Quatre récits de soi

Quatre récits de soi, lus ces dernières semaines. Des points communs, des différences.

Le Consentement (Valérie Springora, 2020) et La Familia grande (Camille Kouchner, 2021) sont des récits de dénonciation, de libération, des prises de parole courageuses ciblant des personnalités auréolées du prestige littéraire, après des années de silence, de souffrance, rejetant sur les coupables tout le poids de leurs crimes : la pédophilie pour l’un, aggravée d’inceste pour l’autre. Mais Kouchner vise plus large ; la gauche libertaire française, bobo, intello, devenue arriviste, en prend aussi pour son rhume. Et même le féminisme de sa mère, dont elle nous montre la lâcheté, la mauvaise foi, les contradictions... Mère pour qui la liberté consiste d’abord à baiser, impérativement baiser, liquider la conjugalité, la fidélité amoureuse ; ensuite, à ne pas encadrer les enfants, et surtout : ne pas allaiter. Bref, tout et n'importe quoi, sauf les comportements traditionnels. La narratrice de La Familia grande dit vivre dans la peur, ce qui transparaît dans la prose rythmée, syncopée, truffée d'ellipses et d'anaphores, avec des phrases taillées à la hache. Peur et colère, immense colère.
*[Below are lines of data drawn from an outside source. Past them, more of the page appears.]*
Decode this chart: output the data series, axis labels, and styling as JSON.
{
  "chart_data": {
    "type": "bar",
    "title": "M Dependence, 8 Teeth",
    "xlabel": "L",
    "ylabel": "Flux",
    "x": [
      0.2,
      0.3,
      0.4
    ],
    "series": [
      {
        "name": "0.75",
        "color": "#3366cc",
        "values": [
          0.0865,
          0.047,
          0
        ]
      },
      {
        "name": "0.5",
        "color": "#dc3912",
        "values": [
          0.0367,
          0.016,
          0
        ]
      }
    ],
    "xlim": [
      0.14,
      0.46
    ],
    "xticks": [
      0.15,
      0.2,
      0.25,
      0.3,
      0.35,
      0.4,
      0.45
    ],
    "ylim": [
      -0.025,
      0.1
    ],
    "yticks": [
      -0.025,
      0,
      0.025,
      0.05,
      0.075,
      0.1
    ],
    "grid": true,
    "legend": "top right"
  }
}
En finir avec Eddy Bellegueule (Edouard Louis, 2014) vise encore plus large : tout une classe sociale, celle des plus pauvres, celle où le jeune Eddy a grandi. Mais s’agit-il ici de dénoncer ? Oui, sans doute. Dénoncer une pauvreté abjecte, et un destin personnel révoltant. Là est peut-être le problème, dans la mesure où ces deux objectifs apparaissent contradictoires. D’un côté, l’auteur décrit une pauvreté qui est le fait d’un « ensemble de mécanismes parfaitement logiques, presque réglés d’avance, implacables ». Les êtres sur lesquels s’exercent ces mécanismes n’en ont pas conscience, leur condition socio-économique est inscrite dans leur corps, tout comme dans leurs valeurs, ils évoluent dans un milieu fermé sur lui-même, dont les issues (l’ambition, l’éducation) sont maintenues fermées ; ils ne sont pas libres et, par conséquent, pas responsables de ce qu’ils sont. De l’autre côté, il y a la colère du narrateur, à l’image de la souffrance vécue durant l’enfance : immense. Rejeté par les siens, violenté, humilié, méprisé du fait de ses manières de garçon efféminé, le narrateur brosse un portrait à charge contre ceux-ci. Son mépris des habitants de ce village de Picardie nous les montre malpropres, ignares, racistes, homophobes, brutaux… Des années plus tard, de retour au village natal pour interroger sa grand-mère, il ne trouve encore rien d’autre à observer, à signaler au lecteur, que la saleté du logement où elle vient d'emménager ; respirant « cette odeur de chien sale », il note : « ma grand-mère s’emparait progressivement des lieux »… Le témoignage de Louis retentit comme un cri, mais un cri desservi par ce mépris affirmé, presque provocateur, qui rappelle trop la posture d’un Bernard-Henri Lévy face aux gilets jaunes, sa bonne conscience bourgeoise.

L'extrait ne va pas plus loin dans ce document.